Standpoint magazine’s Nick Cohen spoke to Rushdie this morning, who told him that: “I spoke to Jon Stewart about Yusuf Islam's appearance. He said he was sorry it upset me, but really, it was plain that he was fine with it. Depressing.”
After Rushdie penned The Satanic Verses in 1988, Iran’s Ayatollah Ruhollah Khomeini issued a fatwa against him, claiming that the book was “blasphemous against Islam.”
Stevens, a Muslim convert, has reiterated his support for the death sentence on multiple occasions, most recently in 1997. When asked during a 1989 interview whether he would take part in a protest that burned Rushdie in effigy, Stevens replied that “I would have hoped that it'd be the real thing.” The singer has never apologized for endorsing the fatwa.
Michael Weiss at The New Criterion calls out Stewart for his hypocrisy, and notes that Stevens is far more extreme than the conservatives Stewart regularly mocks on his show:
Yet as Stewart makes clear by his every off-camera action (and every other on-camera one), he's as hypocritical and spin-doctored as any thundering Beltway egomaniac he lampoons.
Would it be rude to guess at his decision to invite Cat Stevens, a.k.a. Yusuf Islam, to perform at last weekend's mass rally in implausibly denied partisanship at the National Mall? Who better than a Greek-American convert to Islam with multi-platinum records under his caftan to combat the vicious demonization of Muslims by the Tea Party and anti-mosque fanatics.
Except that Yusuf Islam is a right-wing fundamentalist who makes Sarah Palin look like Bella Abzug. Nothing is more of a ratings boost for that hebephrenic pseudo-historian Glenn Beck than exhibiting a medieval apologist for murder as a spokesperson for "sane" America.

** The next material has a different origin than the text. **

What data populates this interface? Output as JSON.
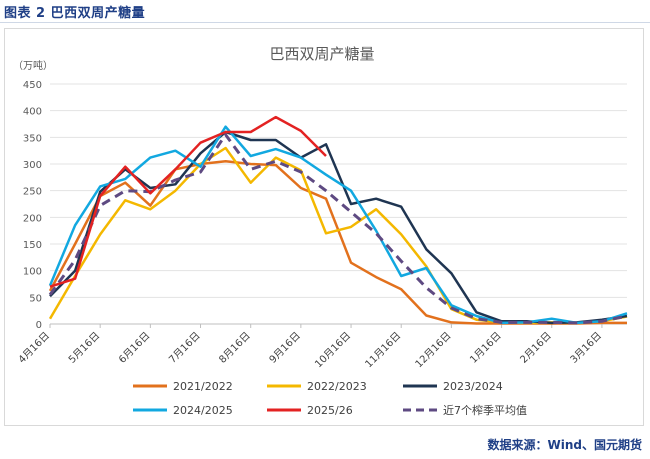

Journalist Andrew Anthony has more on Stevens’ radical positions, which are completely out-of-sync with the theme of Stewart’s “sanity” rally (via Nick Cohen at Standpoint again):
"[Stevens] told me in 1997, eight years after saying on TV that Rushdie should be lynched, that he was in favour of stoning women to death for adultery. He also reconfirmed his position on Rushdie. He set up the Islamia school in Brent, which is currently undergoing council-backed expansion. Its mission statement three years ago explicitly stated that its aim was to bring about the submission of the individual, the community and the world at large to Islam. For this aim it now receives state funding. Its an incubator of the most bonkers religious extremism and segregation, and is particularly strong on the public erasure of women. Why do people go to such lengths to ignore these aspects of Yusuf Islam's character and philosophy?”
UPDATE: While Stevens did seem to back away from his support of the fatwa in a Rolling Stone interview in 2000, as well as in a statement posted to his own website, he still hasn't explicitly apologized for his earlier comments about Rushdie. Ron Radosh writes at Pajamas Media:
Those who commented on my post yesterday, pointing out that Yusuf “Cat Stevens” Islam’s two statements do not in fact apologize directly for his approval of the fatwa against Rushdie are correct. He still denies saying what he in fact very clearly did say. Before anyone should ask the singer to appear at their event- especially one that is supposedly meant to foster harmony and sanity- Yusuf Islam should be asked to clearly and unequivocally repudiate his past statements, and admit that he in fact made them.